SERVER_CLIENT_LOG EVENT_ID 23 & 24 are not translated for external logging file scm_agent_act.tmp
Fix ID: 2351718
Symptom: In the Schema Reference Guide, SERVER_CLIENT_LOG EVENT_ID numbers 23 and 24 are not translated for the external logging file scm_agent_act.tmp.
Solution: For reference, the following text was added to the readme.html:
Event ID 23 = Client has downloaded globalindex.dax
Event ID 24 = Client has downloaded GUP list
Data is missing in the "Infected Only" compliance report
Fix ID: 2295643
Symptom: No information is displayed for some clients in the "Infected Only" compliance report. This report can be reached via Monitors > Logs > Computer Status > Filter for "infected only."
Solution: Compressed file containers (.zip, .rar, etc.) are now excluded from the "infected only" report. Only infected file(s) from inside the container will be shown in the report.
Symantec Endpoint Protection Manager email notifications are sent repeatedly for old events
Fix ID: 2233045
Symptom: Multiple outbreak email notifications are sent during the damper period
Solution: SQL queries were modified to prevent notifications during the damper period.

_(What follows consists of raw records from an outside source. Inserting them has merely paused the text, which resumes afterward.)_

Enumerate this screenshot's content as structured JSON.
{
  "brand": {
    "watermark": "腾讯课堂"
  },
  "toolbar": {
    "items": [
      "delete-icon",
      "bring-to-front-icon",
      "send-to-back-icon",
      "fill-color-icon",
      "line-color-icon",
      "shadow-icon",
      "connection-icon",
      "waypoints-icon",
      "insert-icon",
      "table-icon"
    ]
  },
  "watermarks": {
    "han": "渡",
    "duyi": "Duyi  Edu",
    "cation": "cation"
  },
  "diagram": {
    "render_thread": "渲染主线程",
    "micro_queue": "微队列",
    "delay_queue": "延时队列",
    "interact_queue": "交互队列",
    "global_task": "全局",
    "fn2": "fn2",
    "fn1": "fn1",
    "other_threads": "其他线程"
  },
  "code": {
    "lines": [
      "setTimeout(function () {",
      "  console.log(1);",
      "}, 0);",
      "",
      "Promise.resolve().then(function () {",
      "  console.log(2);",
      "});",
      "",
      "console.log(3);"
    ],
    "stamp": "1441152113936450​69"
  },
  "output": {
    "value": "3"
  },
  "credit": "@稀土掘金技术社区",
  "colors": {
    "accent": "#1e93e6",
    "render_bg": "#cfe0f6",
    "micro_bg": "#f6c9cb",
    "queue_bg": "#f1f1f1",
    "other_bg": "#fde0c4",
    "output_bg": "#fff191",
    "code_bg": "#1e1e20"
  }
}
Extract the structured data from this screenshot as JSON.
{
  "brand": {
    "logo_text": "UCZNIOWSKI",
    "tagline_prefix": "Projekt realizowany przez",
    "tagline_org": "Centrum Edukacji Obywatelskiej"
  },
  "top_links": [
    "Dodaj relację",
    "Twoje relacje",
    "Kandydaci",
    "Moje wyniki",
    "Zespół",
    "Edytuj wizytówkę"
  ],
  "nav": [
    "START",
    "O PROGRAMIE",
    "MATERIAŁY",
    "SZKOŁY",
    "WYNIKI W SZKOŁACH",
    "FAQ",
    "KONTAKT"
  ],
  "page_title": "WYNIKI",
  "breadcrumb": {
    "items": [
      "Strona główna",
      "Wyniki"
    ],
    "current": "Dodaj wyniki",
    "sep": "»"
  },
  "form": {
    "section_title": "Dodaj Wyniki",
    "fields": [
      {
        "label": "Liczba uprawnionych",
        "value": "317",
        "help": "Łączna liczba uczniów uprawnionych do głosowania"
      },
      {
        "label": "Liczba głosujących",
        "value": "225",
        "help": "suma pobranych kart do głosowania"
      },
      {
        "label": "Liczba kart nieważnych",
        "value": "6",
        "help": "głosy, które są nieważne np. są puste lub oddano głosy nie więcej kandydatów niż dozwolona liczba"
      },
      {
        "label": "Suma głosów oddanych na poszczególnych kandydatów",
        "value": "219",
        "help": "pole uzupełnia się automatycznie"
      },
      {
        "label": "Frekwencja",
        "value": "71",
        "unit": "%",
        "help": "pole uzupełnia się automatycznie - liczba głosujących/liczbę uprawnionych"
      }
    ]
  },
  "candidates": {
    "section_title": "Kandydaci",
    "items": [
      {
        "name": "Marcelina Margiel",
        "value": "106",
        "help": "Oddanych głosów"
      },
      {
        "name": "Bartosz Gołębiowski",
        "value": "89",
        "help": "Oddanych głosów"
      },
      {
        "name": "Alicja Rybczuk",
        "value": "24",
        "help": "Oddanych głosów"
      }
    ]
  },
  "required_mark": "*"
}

Symantec Network Access Control agent receives the message "Policy manager failed to verify client's UID"
Fix ID: 2310003
Symptom: A Symantec Network Access Control agent may become rejected during a VPN session with the Gateway Enforcer. The message "Policy manager failed to verify client's UID" appears in the compliance reports. The message "Get UID verify failed from Server <ID> for client <ID>" appears in the kernel logs.
Solution: The Symantec Network Access Control agent was modified to update the hash information with Symantec Endpoint Protection Manager if the hardware request was not completed successfully.
Client installations with AntiVirus only attempt to load the IPS library file sdi.dat and the SMC.exe process may crash
Fix ID: 2379995
Symptom: Installations that do not have NTP/IPS installed are still attempting to load the IPS library file "sdi.dat." If the IPS policy file is invalid the SMC.exe process may terminate unexpectedly.
Solution: SMC.exe was modified to only load the IPS policy when NTP is installed.
The client takes one hour or more to process a policy containing a large number of host entries
Fix ID: 2252732
Symptom: A policy contains a large number (10,000+) of host entries. It takes the client 1 hour or more to process the policy file.
Solution: An algorithm was optimized to allow the client to process the policy more quickly.
Ping response times are slow on Windows 2000
Fix ID: 1939651
Symptom: Ping response times are slow on a Windows 2000 computer running Symantec Endpoint Protection 11.0
Solution: The process ID of incoming ICMP packets is set to "System" to allow the client firewall to process them more quickly.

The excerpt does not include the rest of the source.